A mixed method approach is envisaged. The student will assess farmer adaptations, examining past, present and future practices considering planting, management, harvesting, storage and consumption. They will use methods such as oral histories, transect walks, participant observation and participatory scenario evaluation to explore how farmers perceive the climate to be changing and how they are changing their practices accordingly. Structured surveys will be constructed to record dietary diversity, a 24 h diet recall to record to the previous day’s consumption of food and nutrition intake, and exposure to mycotoxins, and general health of the children.
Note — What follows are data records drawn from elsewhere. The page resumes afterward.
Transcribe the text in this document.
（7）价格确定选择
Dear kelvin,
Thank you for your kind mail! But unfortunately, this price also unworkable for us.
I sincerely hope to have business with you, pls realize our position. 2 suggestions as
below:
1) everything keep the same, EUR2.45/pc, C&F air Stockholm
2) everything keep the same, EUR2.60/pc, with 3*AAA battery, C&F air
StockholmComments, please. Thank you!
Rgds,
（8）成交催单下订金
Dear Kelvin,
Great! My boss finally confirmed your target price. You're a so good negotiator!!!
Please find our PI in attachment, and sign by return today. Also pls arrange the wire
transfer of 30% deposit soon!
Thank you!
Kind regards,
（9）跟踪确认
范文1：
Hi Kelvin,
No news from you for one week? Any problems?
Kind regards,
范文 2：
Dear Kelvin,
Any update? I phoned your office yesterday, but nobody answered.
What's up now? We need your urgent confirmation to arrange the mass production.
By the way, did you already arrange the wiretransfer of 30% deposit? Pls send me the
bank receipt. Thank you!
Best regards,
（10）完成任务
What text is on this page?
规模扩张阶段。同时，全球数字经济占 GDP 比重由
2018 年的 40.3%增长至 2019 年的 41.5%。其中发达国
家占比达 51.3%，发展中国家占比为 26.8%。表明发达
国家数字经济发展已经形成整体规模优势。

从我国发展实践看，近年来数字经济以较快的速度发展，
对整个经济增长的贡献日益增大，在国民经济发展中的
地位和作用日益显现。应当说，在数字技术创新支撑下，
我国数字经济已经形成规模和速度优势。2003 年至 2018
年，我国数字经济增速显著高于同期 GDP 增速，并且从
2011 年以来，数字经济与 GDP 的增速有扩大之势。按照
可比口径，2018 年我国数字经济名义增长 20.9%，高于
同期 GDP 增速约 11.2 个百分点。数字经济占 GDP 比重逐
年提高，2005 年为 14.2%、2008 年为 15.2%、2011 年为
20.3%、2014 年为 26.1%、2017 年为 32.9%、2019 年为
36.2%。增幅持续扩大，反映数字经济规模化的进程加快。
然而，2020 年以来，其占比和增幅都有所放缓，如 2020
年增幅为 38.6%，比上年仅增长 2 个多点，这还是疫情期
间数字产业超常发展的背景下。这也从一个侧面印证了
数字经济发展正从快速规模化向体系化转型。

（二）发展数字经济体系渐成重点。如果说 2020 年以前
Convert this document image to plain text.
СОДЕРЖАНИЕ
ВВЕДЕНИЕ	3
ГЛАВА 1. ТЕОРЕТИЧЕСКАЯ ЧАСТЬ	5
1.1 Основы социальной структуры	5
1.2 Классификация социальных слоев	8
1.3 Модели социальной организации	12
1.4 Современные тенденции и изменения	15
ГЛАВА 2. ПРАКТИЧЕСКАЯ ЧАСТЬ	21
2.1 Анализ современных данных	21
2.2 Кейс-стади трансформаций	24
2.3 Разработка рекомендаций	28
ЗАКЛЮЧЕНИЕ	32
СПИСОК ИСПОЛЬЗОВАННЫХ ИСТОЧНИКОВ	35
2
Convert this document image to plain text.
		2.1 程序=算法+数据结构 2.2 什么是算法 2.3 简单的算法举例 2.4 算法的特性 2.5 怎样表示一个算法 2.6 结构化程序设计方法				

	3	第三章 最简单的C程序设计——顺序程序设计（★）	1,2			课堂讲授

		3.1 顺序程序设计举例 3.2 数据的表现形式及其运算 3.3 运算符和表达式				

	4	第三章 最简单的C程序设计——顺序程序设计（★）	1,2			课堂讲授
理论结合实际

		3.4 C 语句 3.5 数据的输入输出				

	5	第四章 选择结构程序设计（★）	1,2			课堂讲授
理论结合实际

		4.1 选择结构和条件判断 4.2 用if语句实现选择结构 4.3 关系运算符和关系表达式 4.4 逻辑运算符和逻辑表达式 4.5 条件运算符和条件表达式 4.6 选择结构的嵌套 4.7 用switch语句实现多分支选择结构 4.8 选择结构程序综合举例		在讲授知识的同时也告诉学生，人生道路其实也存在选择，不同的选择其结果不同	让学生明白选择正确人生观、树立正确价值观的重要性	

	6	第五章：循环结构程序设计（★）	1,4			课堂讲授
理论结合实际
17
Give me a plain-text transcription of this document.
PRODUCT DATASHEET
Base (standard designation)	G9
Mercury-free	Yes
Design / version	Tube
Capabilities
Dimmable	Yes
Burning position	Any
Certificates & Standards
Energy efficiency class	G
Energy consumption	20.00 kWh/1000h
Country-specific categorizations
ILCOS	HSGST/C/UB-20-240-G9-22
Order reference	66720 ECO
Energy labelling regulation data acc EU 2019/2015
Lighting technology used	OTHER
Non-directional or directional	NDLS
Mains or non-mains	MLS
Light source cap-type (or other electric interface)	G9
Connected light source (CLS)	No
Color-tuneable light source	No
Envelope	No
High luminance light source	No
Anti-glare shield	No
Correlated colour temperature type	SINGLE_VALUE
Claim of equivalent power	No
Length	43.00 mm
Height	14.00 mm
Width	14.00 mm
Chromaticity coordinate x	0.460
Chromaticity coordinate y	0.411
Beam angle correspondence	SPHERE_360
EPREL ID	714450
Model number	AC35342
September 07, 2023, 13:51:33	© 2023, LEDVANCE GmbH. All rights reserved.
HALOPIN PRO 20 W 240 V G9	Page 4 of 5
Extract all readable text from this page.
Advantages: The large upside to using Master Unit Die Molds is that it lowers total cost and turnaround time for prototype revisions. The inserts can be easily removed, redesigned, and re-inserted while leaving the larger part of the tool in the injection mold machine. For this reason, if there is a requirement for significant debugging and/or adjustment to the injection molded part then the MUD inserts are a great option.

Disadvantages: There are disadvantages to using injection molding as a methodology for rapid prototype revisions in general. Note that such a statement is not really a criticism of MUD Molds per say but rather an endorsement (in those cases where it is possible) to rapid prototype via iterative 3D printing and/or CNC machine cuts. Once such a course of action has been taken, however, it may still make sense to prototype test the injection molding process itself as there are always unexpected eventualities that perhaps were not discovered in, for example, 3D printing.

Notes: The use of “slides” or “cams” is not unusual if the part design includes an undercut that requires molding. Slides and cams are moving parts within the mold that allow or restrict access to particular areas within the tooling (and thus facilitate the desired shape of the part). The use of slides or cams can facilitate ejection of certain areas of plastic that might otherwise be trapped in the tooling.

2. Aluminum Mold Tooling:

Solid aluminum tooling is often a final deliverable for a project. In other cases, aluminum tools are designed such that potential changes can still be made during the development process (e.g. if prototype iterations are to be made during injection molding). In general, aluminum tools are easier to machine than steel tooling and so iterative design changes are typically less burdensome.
Maize and maize food samples will be collected from households to measure mycotoxins and nutrition levels. The survey and sampling will take place at two varying time points to allow for assessment of the impact of seasonal climate difference and to allow sampling from both standing crops and post-harvest storage facilities. Further, previous food processing and cooking practices, and dietary habits of the past and present will be captured using the survey including a food frequency questionnaire (FFQ) for a period of 2, 5 and 10 years. This will allow for assessment of nutrition and food mycotoxin changes following smallholder farmers’ climate change adaptations.